India cannot grow into a major economy on services alone. Since the industrial revolution, no country has become a major economy without becoming an industrial power.
Arvind Panagariya, a professor of Indian political economy at Columbia University, USA, puts the issue clearly. He noted that some have argued that India can focus on IT, grow rapidly in services, skip industrialization, and yet transform itself from a primarily rural and agricultural country into a modern economy. He dismissed such ideas as “hopelessly flawed” and “far-fetched”.
“The right strategy for India is to walk on two legs: traditional labour intensive industry and modern IT. Both legs need strengthening through further reforms ….”

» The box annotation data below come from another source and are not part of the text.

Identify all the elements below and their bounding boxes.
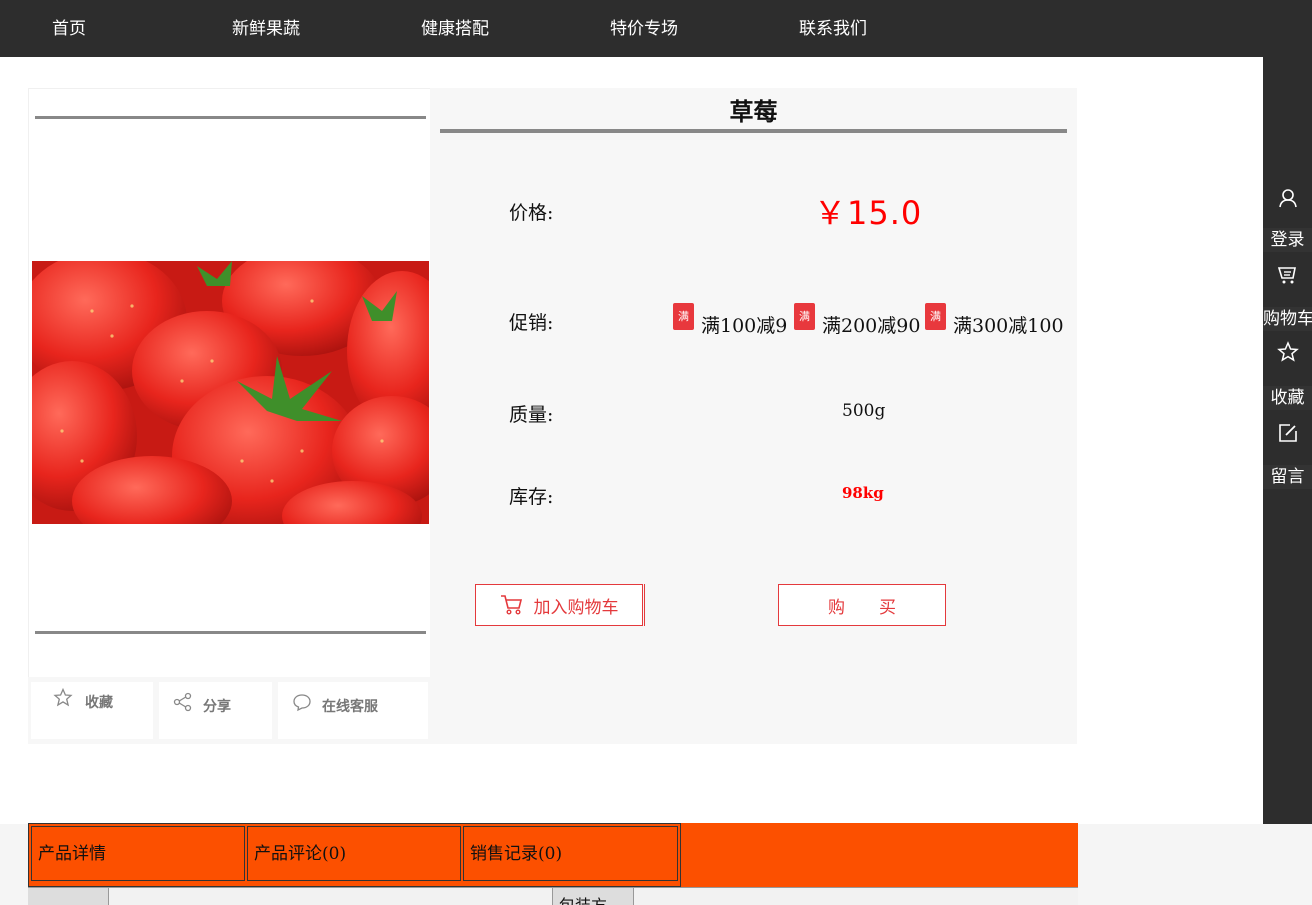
weight-label: 质量: — [509, 404, 554, 426]
weight-value: 500g — [842, 401, 886, 421]
product-title: 草莓 — [729, 98, 778, 126]
detail-tab-bar: 产品详情 产品评论(0) 销售记录(0) — [28, 823, 1078, 887]
nav-contact-us[interactable]: 联系我们 — [799, 14, 867, 39]
table-cell — [28, 888, 108, 905]
sidebar-favorite-label[interactable]: 收藏 — [1263, 386, 1312, 410]
nav-special-offers[interactable]: 特价专场 — [610, 14, 678, 39]
right-sidebar: 登录 购物车 收藏 留言 — [1263, 57, 1312, 824]
strawberry-photo — [32, 261, 429, 524]
divider — [35, 116, 426, 119]
tab-product-reviews[interactable]: 产品评论(0) — [247, 826, 461, 881]
promo-label: 促销: — [509, 312, 554, 334]
promo-tag-icon: 满 — [673, 303, 694, 330]
buy-label: 购 买 — [828, 597, 896, 618]
favorite-label: 收藏 — [85, 695, 113, 711]
price-label: 价格: — [509, 202, 554, 224]
promo-item: 满 满300减100 — [925, 301, 1064, 338]
divider — [35, 631, 426, 634]
add-to-cart-button[interactable]: 加入购物车 — [475, 584, 643, 626]
cart-icon — [500, 595, 522, 615]
title-divider — [440, 129, 1067, 133]
edit-icon[interactable] — [1263, 410, 1312, 456]
share-label: 分享 — [203, 699, 231, 715]
tab-product-details[interactable]: 产品详情 — [31, 826, 245, 881]
promo-tag-icon: 满 — [925, 303, 946, 330]
price-value: ￥15.0 — [814, 194, 923, 232]
product-info-panel: 草莓 价格: ￥15.0 促销: 满 满100减9 满 满200减90 满 满3… — [430, 88, 1077, 744]
nav-healthy-combos[interactable]: 健康搭配 — [421, 14, 489, 39]
buy-button[interactable]: 购 买 — [778, 584, 946, 626]
spec-table: 包装方 — [28, 887, 1078, 905]
promo-text: 满300减100 — [953, 315, 1064, 337]
nav-fresh-produce[interactable]: 新鲜果蔬 — [232, 14, 300, 39]
online-service-label: 在线客服 — [322, 699, 378, 715]
promo-item: 满 满100减9 — [673, 301, 787, 338]
user-icon[interactable] — [1263, 175, 1312, 221]
table-cell — [633, 888, 1078, 905]
favorite-action[interactable]: 收藏 — [31, 682, 153, 739]
table-cell: 包装方 — [552, 888, 633, 905]
add-to-cart-label: 加入购物车 — [533, 597, 619, 618]
star-icon[interactable] — [1263, 329, 1312, 375]
nav-home[interactable]: 首页 — [52, 14, 86, 39]
promo-text: 满200减90 — [822, 315, 921, 337]
sidebar-cart-label[interactable]: 购物车 — [1263, 307, 1312, 331]
promo-text: 满100减9 — [701, 315, 788, 337]
product-image-panel — [28, 88, 432, 679]
online-service-action[interactable]: 在线客服 — [278, 682, 428, 739]
sidebar-message-label[interactable]: 留言 — [1263, 465, 1312, 489]
table-cell — [108, 888, 552, 905]
promo-item: 满 满200减90 — [794, 301, 920, 338]
stock-value: 98kg — [842, 484, 884, 502]
tab-sales-records[interactable]: 销售记录(0) — [463, 826, 678, 881]
top-nav: 首页 新鲜果蔬 健康搭配 特价专场 联系我们 — [0, 0, 1312, 57]
table-header-packaging: 包装方 — [559, 892, 607, 905]
promo-tag-icon: 满 — [794, 303, 815, 330]
share-icon — [173, 692, 192, 712]
star-icon — [53, 688, 73, 707]
stock-label: 库存: — [509, 486, 554, 508]
cart-icon[interactable] — [1263, 252, 1312, 298]
share-action[interactable]: 分享 — [159, 682, 272, 739]
chat-icon — [293, 694, 311, 712]
sidebar-login-label[interactable]: 登录 — [1263, 228, 1312, 252]
button-edge — [644, 584, 645, 626]
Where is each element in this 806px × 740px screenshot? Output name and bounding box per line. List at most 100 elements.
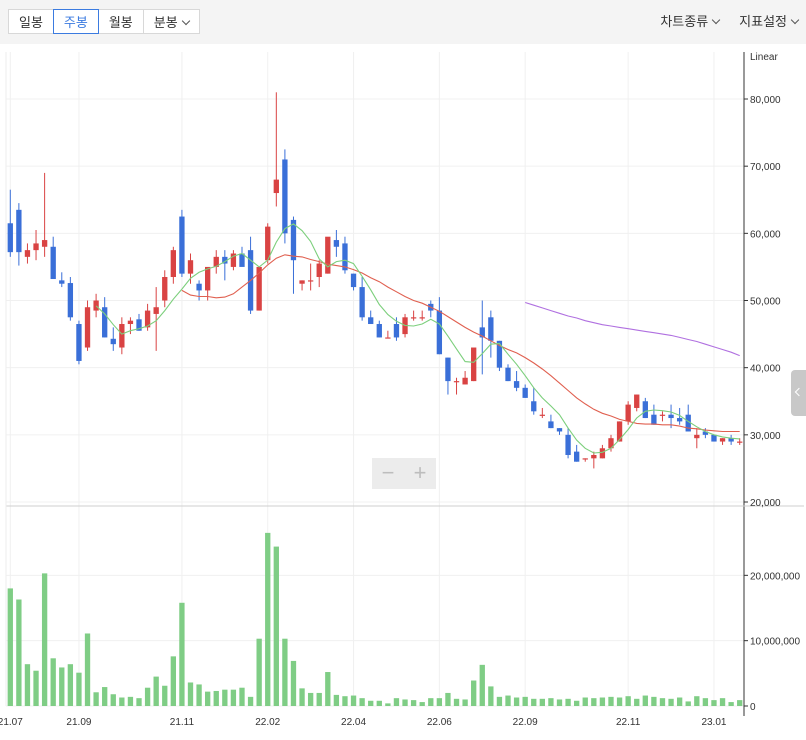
x-tick-label: 22.11 (616, 717, 641, 728)
candle-body (599, 448, 606, 459)
candle-body (659, 414, 666, 416)
volume-tick-label: 20,000,000 (750, 571, 800, 582)
volume-bar (393, 698, 400, 706)
candle-body (299, 280, 305, 284)
tab-minute[interactable]: 분봉 (142, 9, 200, 34)
candle-body (625, 404, 631, 422)
candle-body (359, 287, 365, 318)
candle-body (16, 209, 22, 253)
candle-body (436, 310, 443, 355)
candle-body (84, 307, 91, 348)
volume-bar (239, 687, 245, 706)
candle-body (582, 458, 588, 460)
moving-average-short-line (95, 223, 740, 454)
tab-monthly[interactable]: 월봉 (97, 9, 144, 34)
volume-bar (436, 698, 443, 706)
candle-body (162, 277, 168, 301)
indicator-settings-dropdown[interactable]: 지표설정 (739, 9, 800, 34)
zoom-out-button[interactable]: − (372, 458, 404, 489)
chevron-down-icon (790, 15, 800, 25)
volume-bar (76, 672, 82, 706)
volume-bar (256, 638, 262, 706)
side-panel-toggle[interactable] (791, 370, 806, 416)
volume-tick-label: 0 (750, 702, 756, 713)
tab-weekly[interactable]: 주봉 (52, 9, 99, 34)
volume-bar (599, 697, 606, 706)
volume-bar (24, 664, 31, 706)
candle-body (76, 324, 82, 361)
volume-bar (685, 701, 691, 706)
volume-bar (634, 698, 640, 706)
candle-body (205, 266, 211, 291)
candle-body (325, 236, 331, 274)
volume-bar (359, 698, 365, 706)
moving-average-mid-line (181, 254, 740, 433)
volume-bar (419, 702, 425, 706)
candle-body (419, 317, 425, 319)
volume-bar (505, 695, 511, 706)
volume-bar (84, 633, 91, 706)
candle-body (694, 434, 700, 439)
x-tick-label: 22.04 (341, 717, 366, 728)
volume-bar (127, 696, 134, 706)
volume-bar (153, 676, 159, 706)
price-tick-label: 70,000 (750, 162, 781, 173)
candle-body (548, 421, 554, 429)
volume-bar (608, 696, 614, 706)
volume-bar (162, 685, 168, 706)
chevron-left-icon (794, 387, 804, 397)
volume-bar (299, 688, 305, 706)
zoom-in-button[interactable]: + (404, 458, 436, 489)
volume-bar (93, 692, 99, 706)
candle-body (393, 324, 400, 338)
candle-body (33, 243, 39, 251)
volume-bar (453, 698, 460, 706)
candle-body (67, 283, 74, 318)
volume-bar (170, 656, 176, 706)
price-tick-label: 40,000 (750, 364, 781, 375)
volume-bar (651, 696, 657, 706)
volume-bar (531, 698, 537, 706)
volume-bar (205, 691, 211, 706)
volume-bar (102, 687, 108, 706)
volume-bar (325, 672, 331, 706)
chart-options-menu: 차트종류 지표설정 (640, 9, 800, 34)
volume-bar (67, 664, 74, 706)
indicator-settings-label: 지표설정 (739, 14, 787, 29)
volume-bar (625, 696, 631, 706)
volume-bar (41, 573, 48, 706)
chart-type-dropdown[interactable]: 차트종류 (660, 9, 721, 34)
moving-average-long-line (525, 301, 740, 357)
chart-toolbar: 일봉 주봉 월봉 분봉 차트종류 지표설정 (0, 0, 806, 44)
candle-body (316, 263, 322, 277)
volume-bar (513, 697, 520, 706)
volume-bar (428, 698, 434, 706)
candle-body (531, 401, 537, 412)
candle-body (565, 434, 571, 455)
volume-bar (290, 660, 297, 706)
volume-bar (230, 689, 237, 706)
candle-body (453, 381, 460, 383)
candle-body (634, 394, 640, 408)
candle-body (59, 280, 65, 284)
tab-daily[interactable]: 일봉 (8, 9, 54, 34)
candle-body (127, 320, 134, 325)
candle-body (41, 240, 48, 247)
stock-chart[interactable]: Linear 20,000 30,000 40,000 50,000 60,000 70,0… (0, 44, 806, 740)
price-tick-label: 30,000 (750, 431, 781, 442)
volume-bar (110, 694, 116, 706)
price-tick-label: 20,000 (750, 498, 781, 509)
volume-bar (16, 599, 22, 706)
candle-body (522, 387, 528, 398)
volume-bar (342, 696, 348, 706)
volume-bar (196, 684, 202, 706)
volume-bar (187, 682, 194, 706)
candle-body (196, 283, 202, 291)
volume-bar (7, 588, 13, 706)
candle-body (711, 434, 717, 442)
volume-bar (539, 698, 545, 706)
volume-bar (247, 696, 254, 706)
chart-type-label: 차트종류 (660, 14, 709, 29)
candle-body (307, 280, 314, 282)
volume-bar (445, 692, 451, 706)
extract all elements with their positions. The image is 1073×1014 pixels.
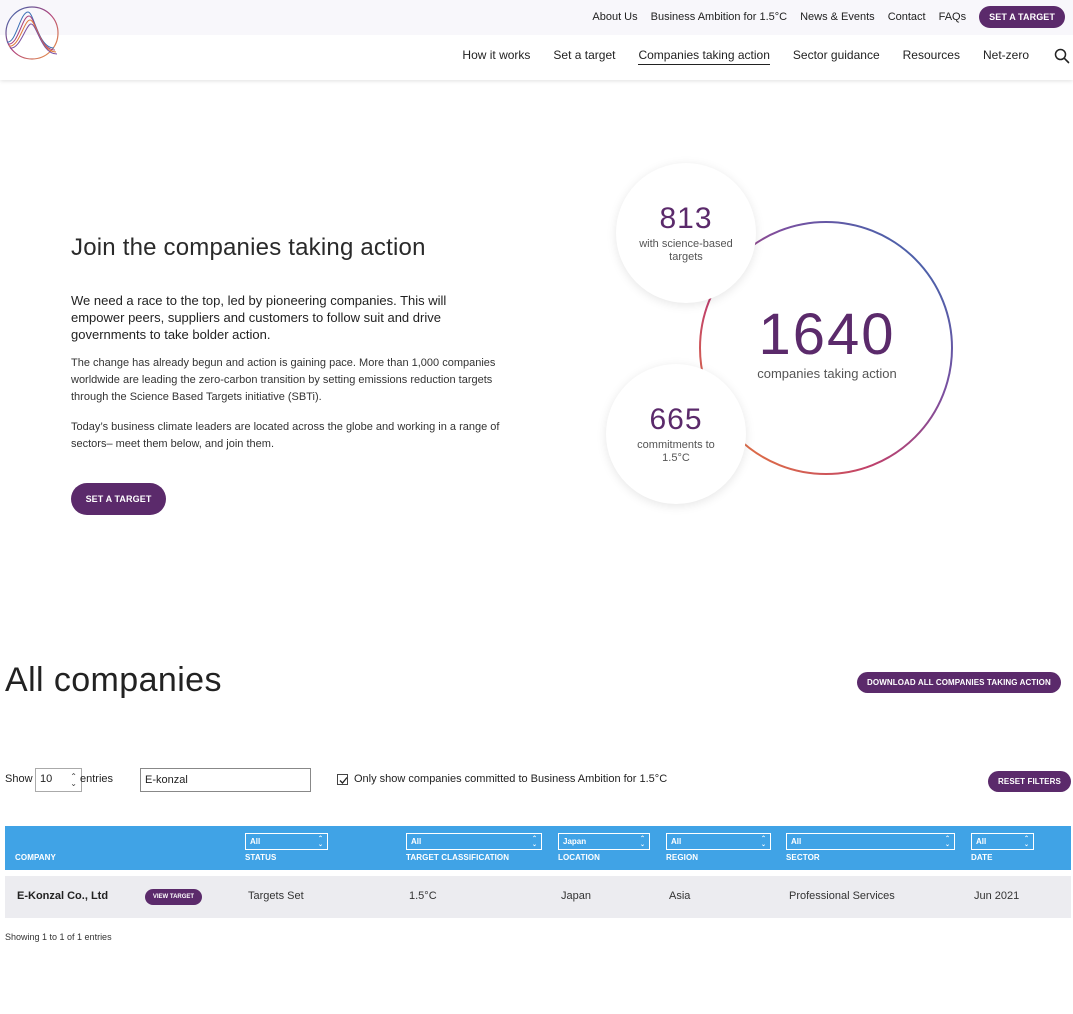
business-ambition-checkbox-label[interactable]: Only show companies committed to Busines…	[354, 773, 667, 785]
top-link-news-events[interactable]: News & Events	[800, 11, 875, 23]
cell-sector: Professional Services	[789, 890, 895, 902]
top-link-faqs[interactable]: FAQs	[939, 11, 967, 23]
download-companies-button[interactable]: DOWNLOAD ALL COMPANIES TAKING ACTION	[857, 672, 1061, 693]
show-label: Show	[5, 773, 33, 785]
stat-commitments-label: commitments to 1.5°C	[637, 439, 715, 464]
table-controls: Show 10 ⌃ ⌄ entries E-konzal Only show co…	[5, 768, 1071, 792]
chevron-updown-icon: ⌃ ⌄	[944, 836, 950, 848]
stat-total-companies: 1640 companies taking action	[727, 302, 927, 381]
filter-status-value: All	[250, 837, 261, 846]
stat-commitments: 665 commitments to 1.5°C	[606, 364, 746, 504]
nav-net-zero[interactable]: Net-zero	[983, 48, 1029, 64]
reset-filters-button[interactable]: RESET FILTERS	[988, 771, 1071, 792]
site-header: About Us Business Ambition for 1.5°C New…	[0, 0, 1073, 80]
hero-paragraph-2: Today’s business climate leaders are loc…	[71, 421, 500, 450]
company-search-value: E-konzal	[145, 774, 188, 786]
table-info: Showing 1 to 1 of 1 entries	[5, 932, 112, 942]
nav-companies-taking-action[interactable]: Companies taking action	[638, 48, 770, 65]
filter-classification-select[interactable]: All ⌃ ⌄	[406, 833, 542, 850]
stat-science-based-targets: 813 with science-based targets	[616, 163, 756, 303]
nav-sector-guidance[interactable]: Sector guidance	[793, 48, 880, 64]
filter-sector-value: All	[791, 837, 802, 846]
hero-title: Join the companies taking action	[71, 234, 426, 261]
entries-label: entries	[80, 773, 114, 785]
hero-lead: We need a race to the top, led by pionee…	[71, 293, 447, 342]
column-header-date[interactable]: DATE	[971, 853, 993, 862]
table-header: All ⌃ ⌄ All ⌃ ⌄ Japan ⌃ ⌄ All ⌃ ⌄ All ⌃ ⌄ All…	[5, 826, 1071, 870]
sbti-logo-icon[interactable]	[4, 4, 60, 62]
top-link-contact[interactable]: Contact	[888, 11, 926, 23]
stat-science-based-value: 813	[659, 202, 713, 235]
chevron-updown-icon: ⌃ ⌄	[317, 836, 323, 848]
chevron-updown-icon: ⌃ ⌄	[760, 836, 766, 848]
stat-science-based-label: with science-based targets	[639, 238, 733, 263]
chevron-updown-icon: ⌃ ⌄	[70, 772, 77, 788]
column-header-status[interactable]: STATUS	[245, 853, 276, 862]
filter-region-select[interactable]: All ⌃ ⌄	[666, 833, 771, 850]
filter-classification-value: All	[411, 837, 422, 846]
filter-location-value: Japan	[563, 837, 587, 846]
column-header-location[interactable]: LOCATION	[558, 853, 600, 862]
business-ambition-checkbox[interactable]	[337, 774, 348, 785]
cell-date: Jun 2021	[974, 890, 1020, 902]
all-companies-title: All companies	[5, 661, 222, 699]
column-header-region[interactable]: REGION	[666, 853, 698, 862]
nav-set-a-target[interactable]: Set a target	[553, 48, 615, 64]
column-header-classification[interactable]: TARGET CLASSIFICATION	[406, 853, 509, 862]
nav-how-it-works[interactable]: How it works	[462, 48, 530, 64]
cell-region: Asia	[669, 890, 691, 902]
stat-total-value: 1640	[758, 302, 896, 367]
hero-paragraph-1: The change has already begun and action …	[71, 357, 496, 403]
top-link-about-us[interactable]: About Us	[592, 11, 637, 23]
header-set-target-button[interactable]: SET A TARGET	[979, 6, 1065, 28]
entries-per-page-select[interactable]: 10 ⌃ ⌄	[35, 768, 82, 792]
cell-classification: 1.5°C	[409, 890, 437, 902]
chevron-updown-icon: ⌃ ⌄	[1023, 836, 1029, 848]
column-header-company[interactable]: COMPANY	[15, 853, 56, 862]
checkmark-icon	[339, 777, 348, 784]
top-link-business-ambition[interactable]: Business Ambition for 1.5°C	[651, 11, 787, 23]
entries-per-page-value: 10	[40, 773, 53, 785]
stat-commitments-value: 665	[649, 403, 703, 436]
cell-location: Japan	[561, 890, 591, 902]
nav-resources[interactable]: Resources	[903, 48, 960, 64]
filter-location-select[interactable]: Japan ⌃ ⌄	[558, 833, 650, 850]
view-target-button[interactable]: VIEW TARGET	[145, 889, 202, 905]
filter-region-value: All	[671, 837, 682, 846]
main-nav: How it works Set a target Companies taki…	[439, 45, 1073, 67]
filter-date-select[interactable]: All ⌃ ⌄	[971, 833, 1034, 850]
cell-status: Targets Set	[248, 890, 304, 902]
utility-nav: About Us Business Ambition for 1.5°C New…	[592, 6, 1065, 28]
chevron-updown-icon: ⌃ ⌄	[531, 836, 537, 848]
stat-total-label: companies taking action	[757, 366, 897, 381]
chevron-updown-icon: ⌃ ⌄	[639, 836, 645, 848]
cell-company: E-Konzal Co., Ltd	[17, 890, 109, 902]
filter-status-select[interactable]: All ⌃ ⌄	[245, 833, 328, 850]
filter-sector-select[interactable]: All ⌃ ⌄	[786, 833, 955, 850]
search-icon[interactable]	[1051, 45, 1073, 67]
hero-set-target-button[interactable]: SET A TARGET	[71, 483, 166, 515]
filter-date-value: All	[976, 837, 987, 846]
column-header-sector[interactable]: SECTOR	[786, 853, 820, 862]
table-row: E-Konzal Co., Ltd VIEW TARGET Targets Se…	[5, 876, 1071, 918]
company-search-input[interactable]: E-konzal	[140, 768, 311, 792]
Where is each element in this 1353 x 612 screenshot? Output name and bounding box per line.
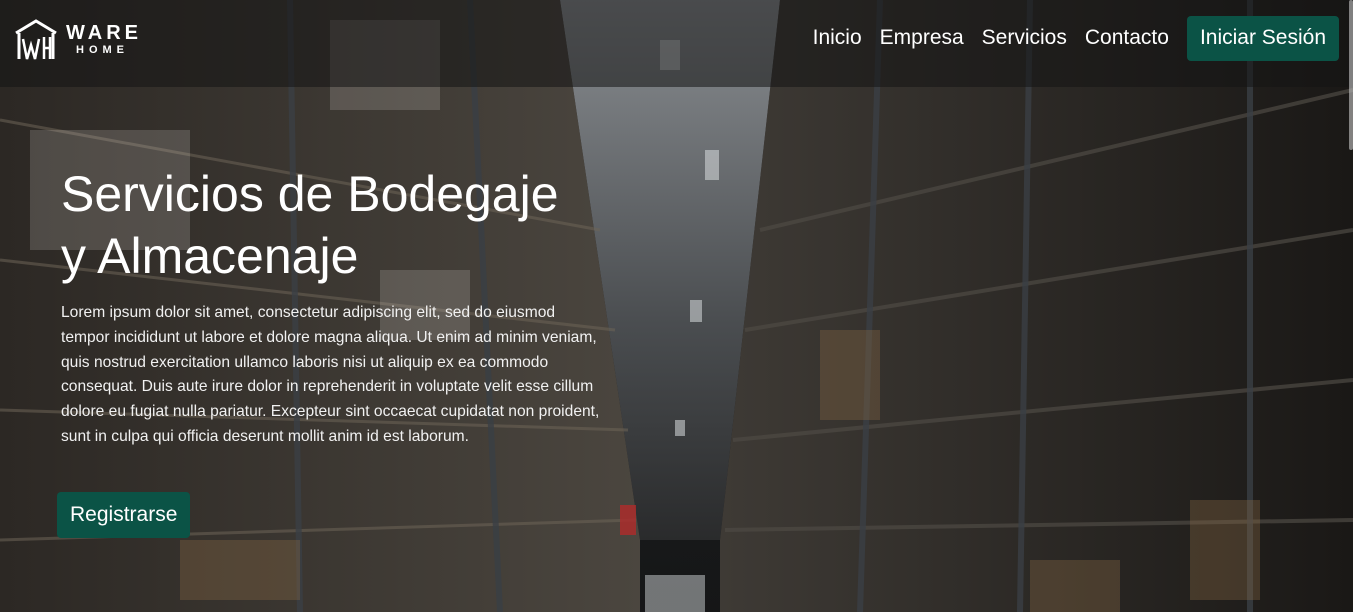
scrollbar[interactable] [1349, 0, 1353, 150]
hero-section: Servicios de Bodegaje y Almacenaje Lorem… [61, 163, 641, 450]
main-nav: Inicio Empresa Servicios Contacto Inicia… [813, 15, 1339, 61]
register-button[interactable]: Registrarse [57, 492, 191, 538]
nav-link-contacto[interactable]: Contacto [1085, 26, 1169, 50]
hero-title-line-2: y Almacenaje [61, 228, 359, 284]
navbar: WARE HOME Inicio Empresa Servicios Conta… [0, 0, 1353, 87]
warehouse-logo-icon [15, 19, 57, 60]
nav-link-inicio[interactable]: Inicio [813, 26, 862, 50]
logo-word-home: HOME [76, 43, 129, 56]
hero-description: Lorem ipsum dolor sit amet, consectetur … [61, 304, 600, 445]
logo[interactable]: WARE HOME [14, 16, 142, 62]
login-button[interactable]: Iniciar Sesión [1186, 15, 1339, 61]
hero-title-line-1: Servicios de Bodegaje [61, 166, 559, 222]
logo-word-ware: WARE [66, 21, 142, 44]
page: WARE HOME Inicio Empresa Servicios Conta… [0, 0, 1353, 612]
nav-link-servicios[interactable]: Servicios [982, 26, 1067, 50]
nav-link-empresa[interactable]: Empresa [880, 26, 964, 50]
hero-title: Servicios de Bodegaje y Almacenaje [61, 163, 641, 287]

Industrialisation cannot take off without adequate infrastructure: By one estimate, economic losses from congestion and poor roads alone are as high as US$4 to 6 billion a year. Cost of most infrastructure services in India is about 50% to 100% higher than in China. The average cost of electricity for manufacturing in India is about double that in China; railway transport costs in India are three times those in China. China has spent over eight times as much as India on its infrastructure.
If there are budgetary constraints, the answer is to privatise these infrastructure projects.
Job creation is much slower in India and will continue to remain so until India’s infrastructure is brought up to date to attract the many manufacturers who will come to use India’s low cost workers and efficient services.